When you decide that you're bored waiting for other people to give your grown-ass adult self permission to do things in the world, you may have to make choices that other people don’t like. When  you start making choices in your own best interest, rather than in that of other people, you can expect resistance. In fact, if you’re making choices that are truly congruent with who you are and what you want, you will probably receive disapproval. In some extreme cases, people in your life may try to outright forbid you to make choices in your own best interest or actively obstruct you.

When people don't like your choices, they'll probably let you know. This is where you need to have some boundaries. You can give people permission not to like your choices. In fact, you can even tell them that. "I know that you don't like that I've chosen to X, but I would appreciate your help and support." And then they still might disapprove and not help you, but that's about their boundaries, not yours. You can agree to disagree about your new life choices. You're increasingly your tolerance for emotional discomfort (guilt, mostly) and conflict.  (And then you find out much later in life when you're in therapy that people can love you and yet still disagree with your choices. It's a both/and, not an either/or.)
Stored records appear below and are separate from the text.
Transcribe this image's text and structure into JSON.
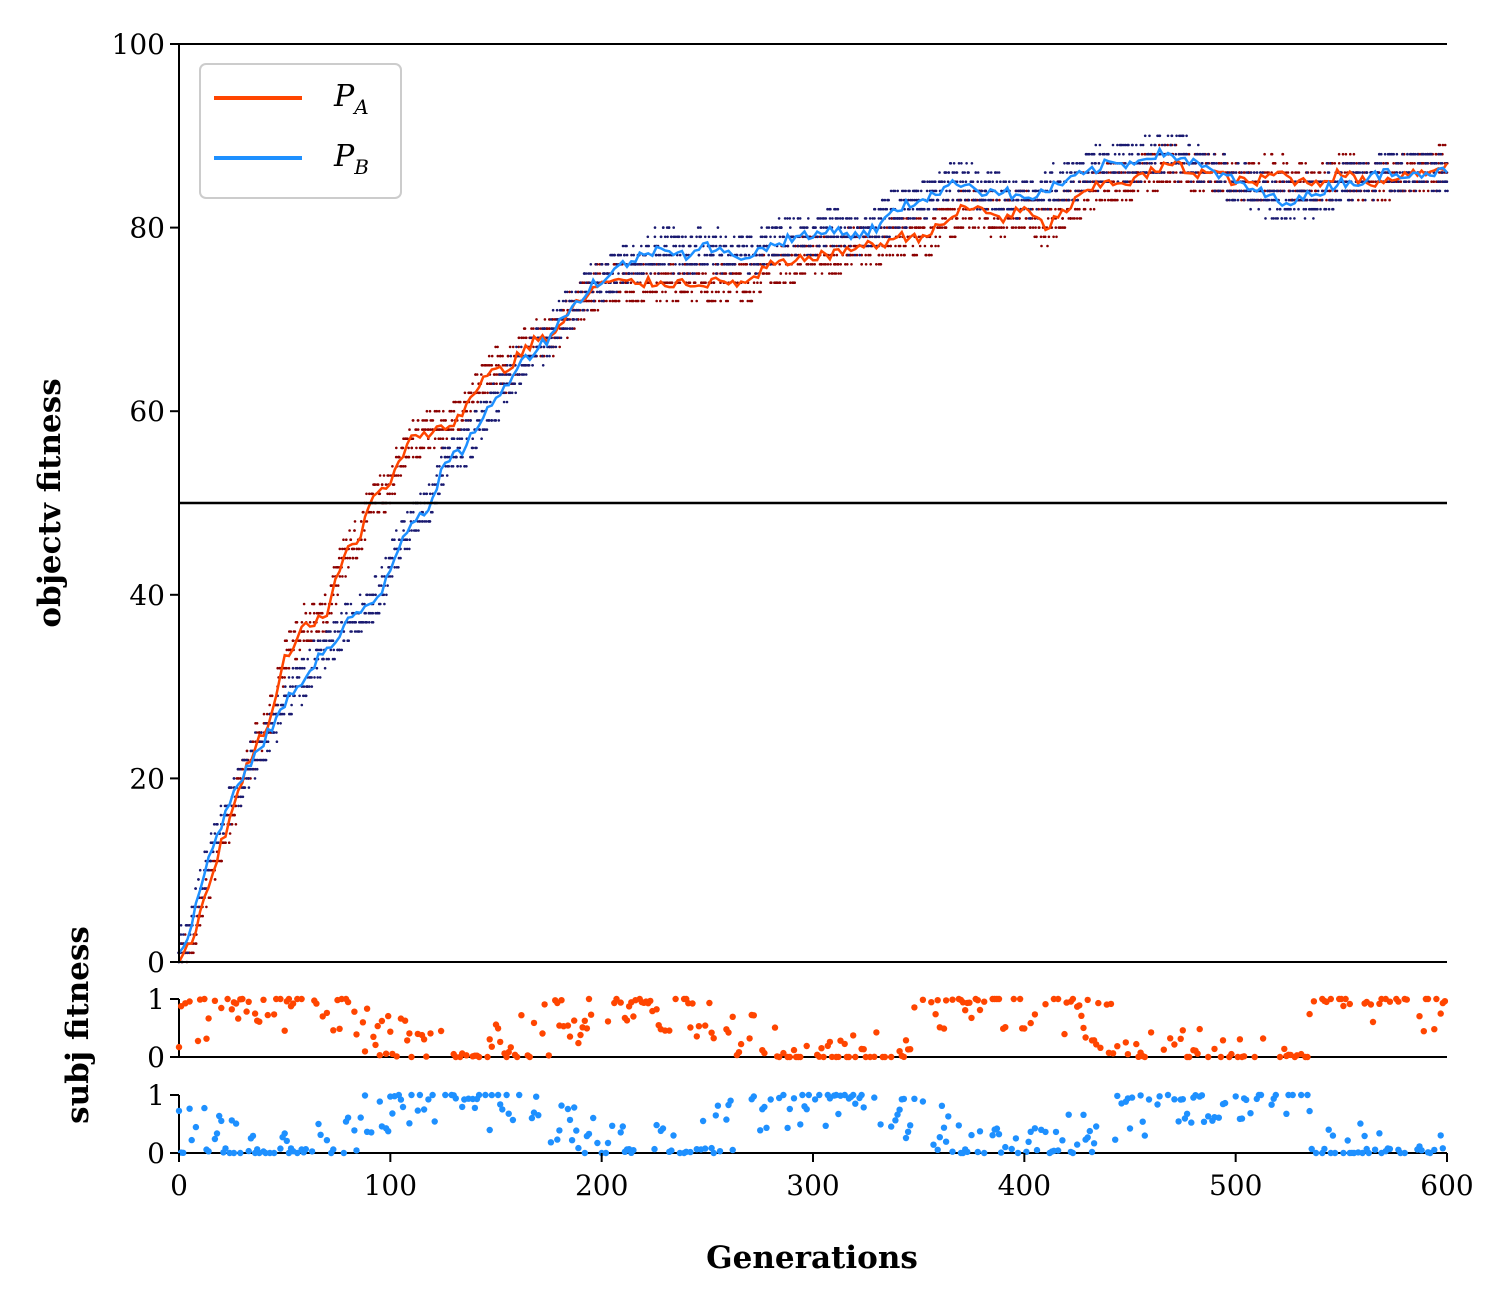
{
  "chart_data": [
    {
      "type": "line",
      "title": "",
      "ylabel": "objectv fitness",
      "xlabel": "",
      "xlim": [
        0,
        600
      ],
      "ylim": [
        0,
        100
      ],
      "yticks": [
        "0",
        "20",
        "40",
        "60",
        "80",
        "100"
      ],
      "reference_line_y": 50,
      "legend_position": "upper-left",
      "series": [
        {
          "name": "P_A",
          "label_main": "P",
          "label_sub": "A",
          "color": "#ff4500",
          "x": [
            0,
            5,
            10,
            15,
            20,
            25,
            30,
            35,
            40,
            45,
            50,
            55,
            60,
            65,
            70,
            75,
            80,
            85,
            90,
            95,
            100,
            105,
            110,
            115,
            120,
            125,
            130,
            135,
            140,
            145,
            150,
            155,
            160,
            165,
            170,
            175,
            180,
            185,
            190,
            195,
            200,
            210,
            220,
            230,
            240,
            250,
            260,
            270,
            280,
            290,
            300,
            310,
            320,
            330,
            340,
            350,
            360,
            370,
            380,
            390,
            400,
            410,
            420,
            430,
            440,
            450,
            460,
            470,
            480,
            490,
            500,
            510,
            520,
            530,
            540,
            550,
            560,
            570,
            580,
            590,
            600
          ],
          "y": [
            0,
            2,
            5,
            9,
            13,
            16,
            20,
            23,
            25,
            28,
            33,
            35,
            37,
            37,
            38,
            42,
            45,
            46,
            50,
            51,
            52,
            55,
            57,
            57,
            58,
            58,
            59,
            60,
            62,
            64,
            65,
            64,
            66,
            67,
            68,
            68,
            69,
            71,
            72,
            73,
            74,
            74,
            74,
            74,
            74,
            74,
            74,
            74,
            76,
            76,
            77,
            77,
            78,
            78,
            79,
            79,
            80,
            82,
            82,
            81,
            82,
            80,
            82,
            84,
            85,
            85,
            86,
            87,
            86,
            86,
            85,
            85,
            86,
            85,
            85,
            86,
            85,
            85,
            86,
            86,
            87
          ]
        },
        {
          "name": "P_B",
          "label_main": "P",
          "label_sub": "B",
          "color": "#1e90ff",
          "x": [
            0,
            5,
            10,
            15,
            20,
            25,
            30,
            35,
            40,
            45,
            50,
            55,
            60,
            65,
            70,
            75,
            80,
            85,
            90,
            95,
            100,
            105,
            110,
            115,
            120,
            125,
            130,
            135,
            140,
            145,
            150,
            155,
            160,
            165,
            170,
            175,
            180,
            185,
            190,
            195,
            200,
            210,
            220,
            230,
            240,
            250,
            260,
            270,
            280,
            290,
            300,
            310,
            320,
            330,
            340,
            350,
            360,
            370,
            380,
            390,
            400,
            410,
            420,
            430,
            440,
            450,
            460,
            470,
            480,
            490,
            500,
            510,
            520,
            530,
            540,
            550,
            560,
            570,
            580,
            590,
            600
          ],
          "y": [
            1,
            3,
            8,
            12,
            15,
            18,
            20,
            22,
            24,
            26,
            28,
            30,
            31,
            33,
            34,
            35,
            37,
            38,
            39,
            40,
            43,
            46,
            48,
            49,
            50,
            54,
            55,
            56,
            58,
            60,
            61,
            63,
            65,
            66,
            67,
            68,
            70,
            71,
            72,
            74,
            74,
            76,
            77,
            78,
            77,
            78,
            77,
            77,
            78,
            79,
            79,
            80,
            79,
            80,
            82,
            83,
            84,
            85,
            84,
            84,
            83,
            84,
            85,
            86,
            87,
            87,
            88,
            88,
            87,
            86,
            85,
            84,
            83,
            83,
            84,
            85,
            85,
            86,
            86,
            86,
            86
          ]
        }
      ]
    },
    {
      "type": "scatter",
      "ylabel": "subj fitness",
      "xlim": [
        0,
        600
      ],
      "ylim": [
        0,
        1
      ],
      "yticks": [
        "0",
        "1"
      ],
      "series": [
        {
          "name": "",
          "color": "#ff4500",
          "points_per_panel": 600
        }
      ]
    },
    {
      "type": "scatter",
      "xlabel": "Generations",
      "xlim": [
        0,
        600
      ],
      "ylim": [
        0,
        1
      ],
      "xticks": [
        "0",
        "100",
        "200",
        "300",
        "400",
        "500",
        "600"
      ],
      "yticks": [
        "0",
        "1"
      ],
      "series": [
        {
          "name": "",
          "color": "#1e90ff",
          "points_per_panel": 600
        }
      ]
    }
  ],
  "colors": {
    "pa": "#ff4500",
    "pb": "#1e90ff",
    "pa_dots": "#8b0000",
    "pb_dots": "#191970"
  },
  "labels": {
    "y_top": "objectv fitness",
    "y_bottom": "subj fitness",
    "x": "Generations"
  }
}
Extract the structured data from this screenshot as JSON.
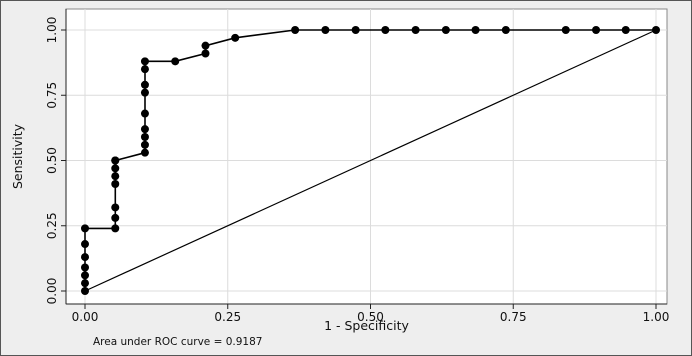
{
  "chart_data": {
    "type": "line",
    "title": "",
    "xlabel": "1 - Specificity",
    "ylabel": "Sensitivity",
    "xlim": [
      0,
      1
    ],
    "ylim": [
      0,
      1
    ],
    "grid": true,
    "x_ticks": [
      "0.00",
      "0.25",
      "0.50",
      "0.75",
      "1.00"
    ],
    "y_ticks": [
      "0.00",
      "0.25",
      "0.50",
      "0.75",
      "1.00"
    ],
    "annotation": "Area under ROC curve = 0.9187",
    "series": [
      {
        "kind": "roc-curve-with-markers",
        "x": [
          0,
          0,
          0,
          0,
          0,
          0,
          0,
          0.053,
          0.053,
          0.053,
          0.053,
          0.053,
          0.053,
          0.053,
          0.053,
          0.105,
          0.105,
          0.105,
          0.105,
          0.105,
          0.105,
          0.105,
          0.105,
          0.105,
          0.158,
          0.211,
          0.211,
          0.263,
          0.368,
          0.421,
          0.474,
          0.526,
          0.579,
          0.632,
          0.684,
          0.737,
          0.842,
          0.895,
          0.947,
          1.0
        ],
        "y": [
          0,
          0.03,
          0.06,
          0.09,
          0.13,
          0.18,
          0.24,
          0.24,
          0.28,
          0.32,
          0.41,
          0.44,
          0.47,
          0.5,
          0.5,
          0.53,
          0.56,
          0.59,
          0.62,
          0.68,
          0.76,
          0.79,
          0.85,
          0.88,
          0.88,
          0.91,
          0.94,
          0.97,
          1.0,
          1.0,
          1.0,
          1.0,
          1.0,
          1.0,
          1.0,
          1.0,
          1.0,
          1.0,
          1.0,
          1.0
        ]
      },
      {
        "kind": "reference-line",
        "x": [
          0,
          1
        ],
        "y": [
          0,
          1
        ]
      }
    ],
    "colors": {
      "frame_background": "#eeeeee",
      "plot_background": "#ffffff",
      "grid": "#dcdcdc",
      "line": "#000000"
    }
  }
}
And here’s another secret: people don’t actually have to approve of you or your choices for you to be okay as a person.

If you're not waiting on other people's approval, you may be waiting for your own approval and playing the "Yes, but..." soundtrack in the background. You can give yourself your very own permission to make choices that resonate with you and feed your soul. Yes, it feels unfamiliar and weird, but you’re shifting from needing external validation to accepting your own internal validation as your primary emotional currency. 

You can also try this approach: stop asking people for permission before you take action. Yes, that's right! If you're all about asking permission and waiting for approval, you might just try taking action like an adult and then informing people about it after the fact. Say, for example, you want to quit your job, pull off a major career change, and work in an entirely new industry. People would JUST FREAK OUT AND DISAPPROVE if you told them that this was your plan. So maybe you take some action first and inform later.

Finally, I should note that unlearning helplessness is anything but easy. You have to realize you have choices, learn to say no, and recognize your own needs. And you're trying to be okay with the fact that not everyone is going to love what you're doing all the time. You're learning new ways of doing things, which feel excruciating at first. And other people will have something to say about it. You're on the right track when you're feeling more at peace with yourself and acting in your own best interest.